Ci sono le chiacchiere in politica, è inevitabile, i politici sono uomini e donne che vivono la contingenza, le pressioni economiche, le corruzioni che sono parte del sistema che premia chi governa con stipendi così alti che è praticamente impossibile non “entrare nel giro”. Come si cambia il sistema se non si cambia prima proprio la visione e l’educazione delle nuove generazioni? Come è possibile che, per esempio, nonostante il movimento Fridays così forte,  andare a parlare di alimentazione nelle scuole di qualsiasi ordine e grado- e vi assicuriamo che parliamo per cognizione di causa – sia ancora praticamente impossibile nel momento in cui si cita una scaletta nella quale si toccherà il tema degli allevamenti intensivi, o semplicemente che cosa è la scelta vegana e come sia possibile seguirla?

Nonostante i dati sotto gli occhi di tutti, da quelli di Oxford all’IPCC, l’alimentazione, che è il secondo punto dopo la decarbonizzazione verso il miglioramento delle condizioni del clima, un passo che può essere messo in atto subito al di là delle proteste in piazza  – necessarie e preziose, sia ben chiaro – non viene citata, promossa, valutata, resa fondamentale anche in occasioni pubbliche così gigantesche come quella che si sta svolgendo a Milano.

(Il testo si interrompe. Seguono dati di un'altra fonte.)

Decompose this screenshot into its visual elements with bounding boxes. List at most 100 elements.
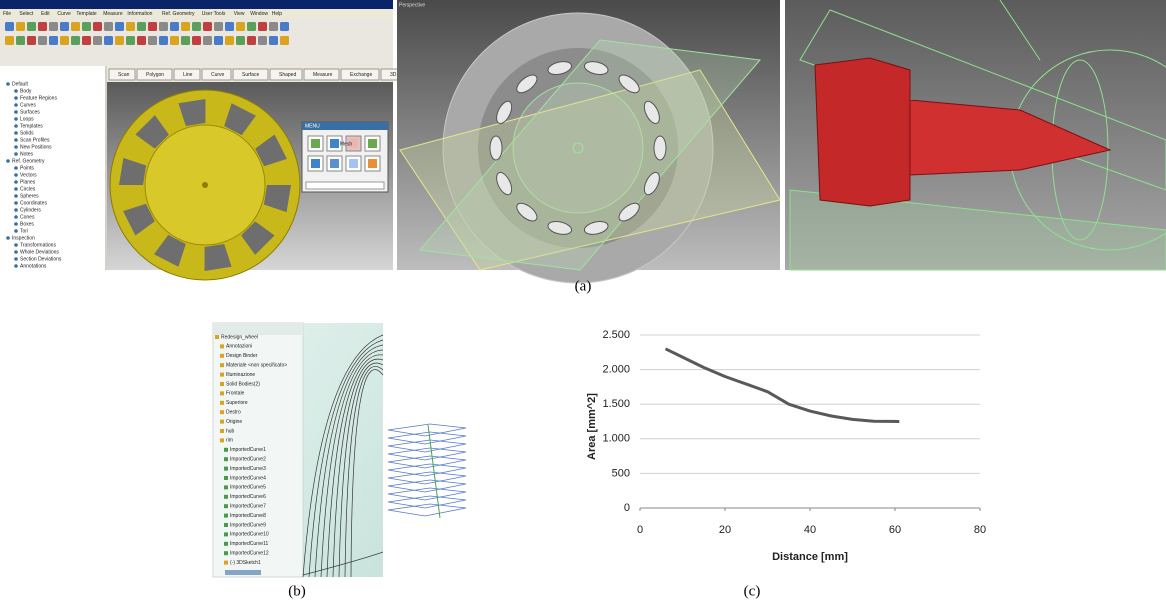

Perché, banalmente, anche la generazione dei Fridays ha paura di dire la parola “vegan” come moltissimi altri, temendo di essere marginalizzati, derisi o presi poco seriamente? In una conversazione telefonica di qualche anno fa con un ragazzo portavoce del movimento, la risposta fu: “È un argomento difficile, che divide, ma cercheremo di parlarne”.  Vent’anni e la paura di essere “politicamente” troppo avventati, di scaldare gli animi.

Le chiacchiere, quindi, ci sono, eccome, dovrebbero sparire da entrambi i lati come abbiamo fatto tutti noi lo scorso anno, rinchiudendoci in casa e dimostrandoci da soli le conseguenze positive sull’aria e sugli ecosistemi della nostra assenza. Eppure si grida al ritorno alla normalità, una normalità che prevede di nuovo menu scolastici pieni di carne, carrelli ripieni di uova ecologiche e carne allevata nel pieno rispetto della natura – con una legislazione sulle etichettature che farebbe venire i brividi a chiunque – spostamenti forsennati con le auto, continuo uso di decine di prodotti in plastica che potrebbero essere sostituiti adesso con alternative diverse. La politica è potere e il potere sta nei soldi, in chi ne ha, in chi finanzia. I soldi girano perché  le persone comprano, consumano, scelgono. Abbiamo fatto tante volte l’esempio dell’olio di palma: i consumatori decisero che non era più tempo, smisero di comprare prodotti che li contenessero, le aziende si adeguarono. Se ne parlò tanto, tantissimo, la pressione su chi produceva fu enorme.
Le aziende, la politica vogliono “fatturare” e se chi apre il portafoglio non è più disposto a sostenere quell’economia, l’economia, lentamente, cambia.

Basta chiacchiere quindi, ma non solo da parte della politica: smettiamola tutti oppure arrendiamoci al fatto che le cose non cambieranno affatto, perché è la nostra specie a non saper cambiare.